Kian Mattson looks at his new face.
Kian’s surgical journey comes to an end.
“Without the ladies on ‘Team Ghali,’ it just would have made coordinating Kian’s care from afar much more difficult.
“It never has been an easy road traveled, but going through these times together causes you all to be forged and knit together with one mutual goal, providing the best care for Kian.”
The final surgery for Kian was on his nose, and Dr. Ghali says he should be well on his way to getting beyond the cleft that has been his companion all his life. “That should be the last procedure that he should need. He’s done really well. He’s getting ready to go to school, college, and he’s got a really neat family, very supportive.
“I feel honored to be able to take care of these kids, and I feel honored that the families would have the confidence in us to travel long distances.”
When those parents make the trek, Dr. Ghali tells them what’s ahead. “I tell them that it’s nothing they did as the mom or dad to create this. Nothing that you drank or smoked, it’s just a sporadic occurrence. And I also tell them in the scheme of things what can go wrong in the development of a child in utero, if this is the worst thing that ever happens to them, they’ll be in great shape.”
As Kian’s journey reaches its destination, Tara Mattson sees it as a bittersweet experience.

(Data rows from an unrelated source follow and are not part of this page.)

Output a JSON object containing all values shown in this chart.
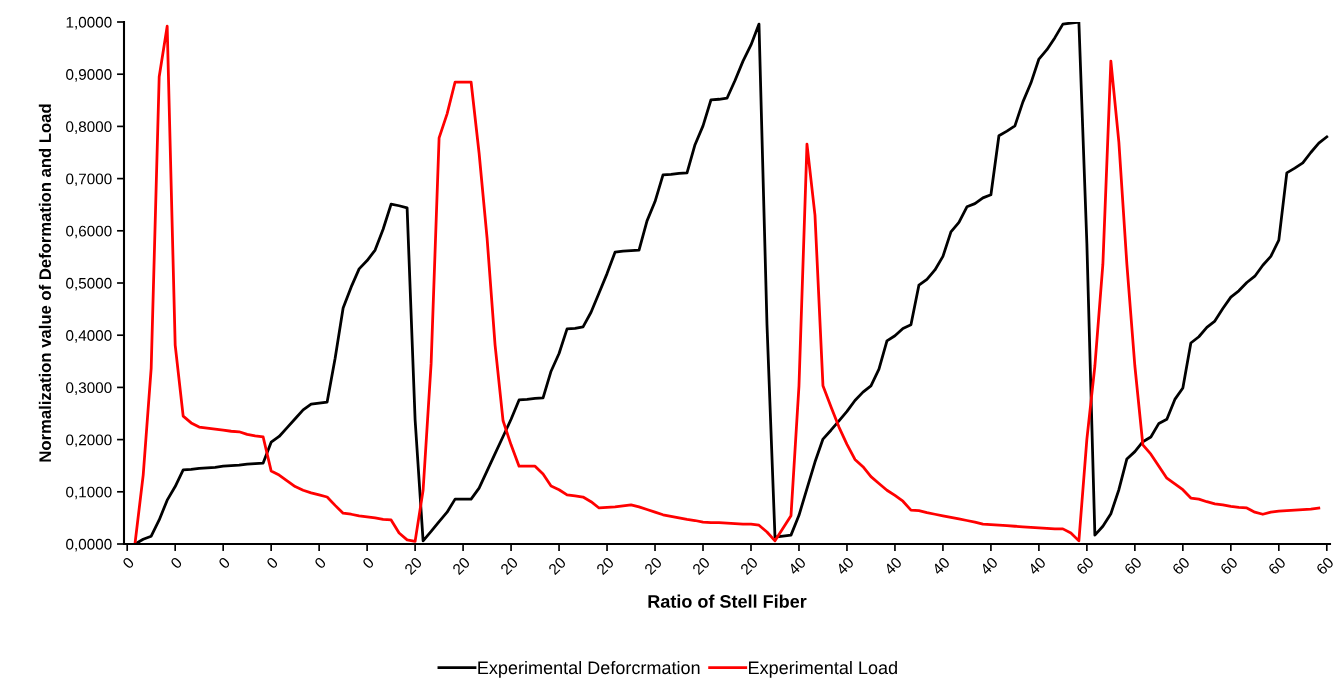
{
  "chart_data": {
    "type": "line",
    "xlabel": "Ratio of Stell Fiber",
    "ylabel": "Normalization value of Deformation and Load",
    "categories": [
      "0",
      null,
      null,
      null,
      null,
      null,
      "0",
      null,
      null,
      null,
      null,
      null,
      "0",
      null,
      null,
      null,
      null,
      null,
      "0",
      null,
      null,
      null,
      null,
      null,
      "0",
      null,
      null,
      null,
      null,
      null,
      "0",
      null,
      null,
      null,
      null,
      null,
      "20",
      null,
      null,
      null,
      null,
      null,
      "20",
      null,
      null,
      null,
      null,
      null,
      "20",
      null,
      null,
      null,
      null,
      null,
      "20",
      null,
      null,
      null,
      null,
      null,
      "20",
      null,
      null,
      null,
      null,
      null,
      "20",
      null,
      null,
      null,
      null,
      null,
      "20",
      null,
      null,
      null,
      null,
      null,
      "20",
      null,
      null,
      null,
      null,
      null,
      "40",
      null,
      null,
      null,
      null,
      null,
      "40",
      null,
      null,
      null,
      null,
      null,
      "40",
      null,
      null,
      null,
      null,
      null,
      "40",
      null,
      null,
      null,
      null,
      null,
      "40",
      null,
      null,
      null,
      null,
      null,
      "40",
      null,
      null,
      null,
      null,
      null,
      "60",
      null,
      null,
      null,
      null,
      null,
      "60",
      null,
      null,
      null,
      null,
      null,
      "60",
      null,
      null,
      null,
      null,
      null,
      "60",
      null,
      null,
      null,
      null,
      null,
      "60",
      null,
      null,
      null,
      null,
      null,
      "60"
    ],
    "ylim": [
      0,
      1
    ],
    "yticks": [
      {
        "value": 0,
        "label": "0,0000"
      },
      {
        "value": 0.1,
        "label": "0,1000"
      },
      {
        "value": 0.2,
        "label": "0,2000"
      },
      {
        "value": 0.3,
        "label": "0,3000"
      },
      {
        "value": 0.4,
        "label": "0,4000"
      },
      {
        "value": 0.5,
        "label": "0,5000"
      },
      {
        "value": 0.6,
        "label": "0,6000"
      },
      {
        "value": 0.7,
        "label": "0,7000"
      },
      {
        "value": 0.8,
        "label": "0,8000"
      },
      {
        "value": 0.9,
        "label": "0,9000"
      },
      {
        "value": 1,
        "label": "1,0000"
      }
    ],
    "grid": false,
    "legend": "bottom",
    "marker": "none",
    "line_style": "solid",
    "series": [
      {
        "name": "Experimental Deforcrmation",
        "color": "#000000",
        "values": [
          null,
          0,
          0.009,
          0.015,
          0.046,
          0.084,
          0.11,
          0.142,
          0.143,
          0.145,
          0.146,
          0.147,
          0.149,
          0.15,
          0.151,
          0.153,
          0.154,
          0.155,
          0.195,
          0.206,
          0.223,
          0.24,
          0.257,
          0.268,
          0.27,
          0.272,
          0.356,
          0.452,
          0.492,
          0.527,
          0.543,
          0.563,
          0.603,
          0.651,
          0.648,
          0.644,
          0.238,
          0.006,
          0.024,
          0.043,
          0.061,
          0.086,
          0.086,
          0.086,
          0.107,
          0.14,
          0.173,
          0.206,
          0.239,
          0.276,
          0.277,
          0.279,
          0.28,
          0.331,
          0.365,
          0.412,
          0.413,
          0.416,
          0.444,
          0.481,
          0.518,
          0.559,
          0.561,
          0.562,
          0.563,
          0.619,
          0.656,
          0.707,
          0.708,
          0.71,
          0.711,
          0.765,
          0.801,
          0.851,
          0.852,
          0.854,
          0.888,
          0.925,
          0.956,
          0.996,
          0.42,
          0.013,
          0.015,
          0.017,
          0.055,
          0.106,
          0.157,
          0.201,
          0.218,
          0.236,
          0.254,
          0.275,
          0.291,
          0.303,
          0.335,
          0.389,
          0.399,
          0.413,
          0.42,
          0.496,
          0.507,
          0.525,
          0.551,
          0.598,
          0.616,
          0.646,
          0.652,
          0.663,
          0.669,
          0.782,
          0.791,
          0.801,
          0.847,
          0.883,
          0.929,
          0.947,
          0.97,
          0.996,
          0.998,
          1.0,
          0.575,
          0.017,
          0.034,
          0.058,
          0.104,
          0.163,
          0.177,
          0.196,
          0.205,
          0.231,
          0.239,
          0.277,
          0.299,
          0.385,
          0.397,
          0.415,
          0.427,
          0.451,
          0.473,
          0.485,
          0.501,
          0.513,
          0.534,
          0.551,
          0.582,
          0.711,
          0.72,
          0.73,
          0.75,
          0.768,
          0.78
        ]
      },
      {
        "name": "Experimental Load",
        "color": "#ff0000",
        "values": [
          null,
          0.004,
          0.132,
          0.337,
          0.895,
          0.992,
          0.381,
          0.245,
          0.232,
          0.224,
          0.222,
          0.22,
          0.218,
          0.216,
          0.215,
          0.21,
          0.207,
          0.205,
          0.14,
          0.132,
          0.121,
          0.11,
          0.103,
          0.098,
          0.094,
          0.09,
          0.074,
          0.059,
          0.057,
          0.054,
          0.052,
          0.05,
          0.047,
          0.046,
          0.021,
          0.008,
          0.005,
          0.103,
          0.345,
          0.778,
          0.824,
          0.885,
          0.885,
          0.885,
          0.749,
          0.586,
          0.381,
          0.236,
          0.19,
          0.149,
          0.149,
          0.149,
          0.134,
          0.111,
          0.104,
          0.094,
          0.092,
          0.09,
          0.081,
          0.069,
          0.07,
          0.071,
          0.073,
          0.075,
          0.071,
          0.066,
          0.061,
          0.056,
          0.053,
          0.05,
          0.047,
          0.045,
          0.042,
          0.041,
          0.041,
          0.04,
          0.039,
          0.038,
          0.038,
          0.036,
          0.023,
          0.006,
          0.03,
          0.054,
          0.303,
          0.766,
          0.63,
          0.303,
          0.263,
          0.224,
          0.191,
          0.162,
          0.148,
          0.129,
          0.116,
          0.103,
          0.093,
          0.082,
          0.065,
          0.064,
          0.06,
          0.057,
          0.054,
          0.051,
          0.048,
          0.045,
          0.042,
          0.038,
          0.037,
          0.036,
          0.035,
          0.034,
          0.033,
          0.032,
          0.031,
          0.03,
          0.029,
          0.029,
          0.021,
          0.006,
          0.201,
          0.341,
          0.536,
          0.925,
          0.77,
          0.536,
          0.341,
          0.19,
          0.172,
          0.149,
          0.126,
          0.115,
          0.104,
          0.088,
          0.086,
          0.081,
          0.077,
          0.075,
          0.072,
          0.07,
          0.069,
          0.061,
          0.057,
          0.061,
          0.063,
          0.064,
          0.065,
          0.066,
          0.067,
          0.069,
          null
        ]
      }
    ]
  }
}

“The bittersweet position of being at the end of Kian’s cleft treatments equates to bidding farewell to these people with whom our hearts have become so delicately intertwined. When I look at Kian and the result of his surgeries, I can see that we have come full circle with his treatment. My only hope is that, perhaps, one day, we can all cross paths and enjoy each other’s company under the Great Montana Skies. I certainly wouldn’t have wanted to be without them over the past 18 years.”
[Editor’s Note: Tara Mattson had left town when this interview was conducted. She generously offered to share with our readers a commentary she had written about their experience. It is quoted, in part, here.]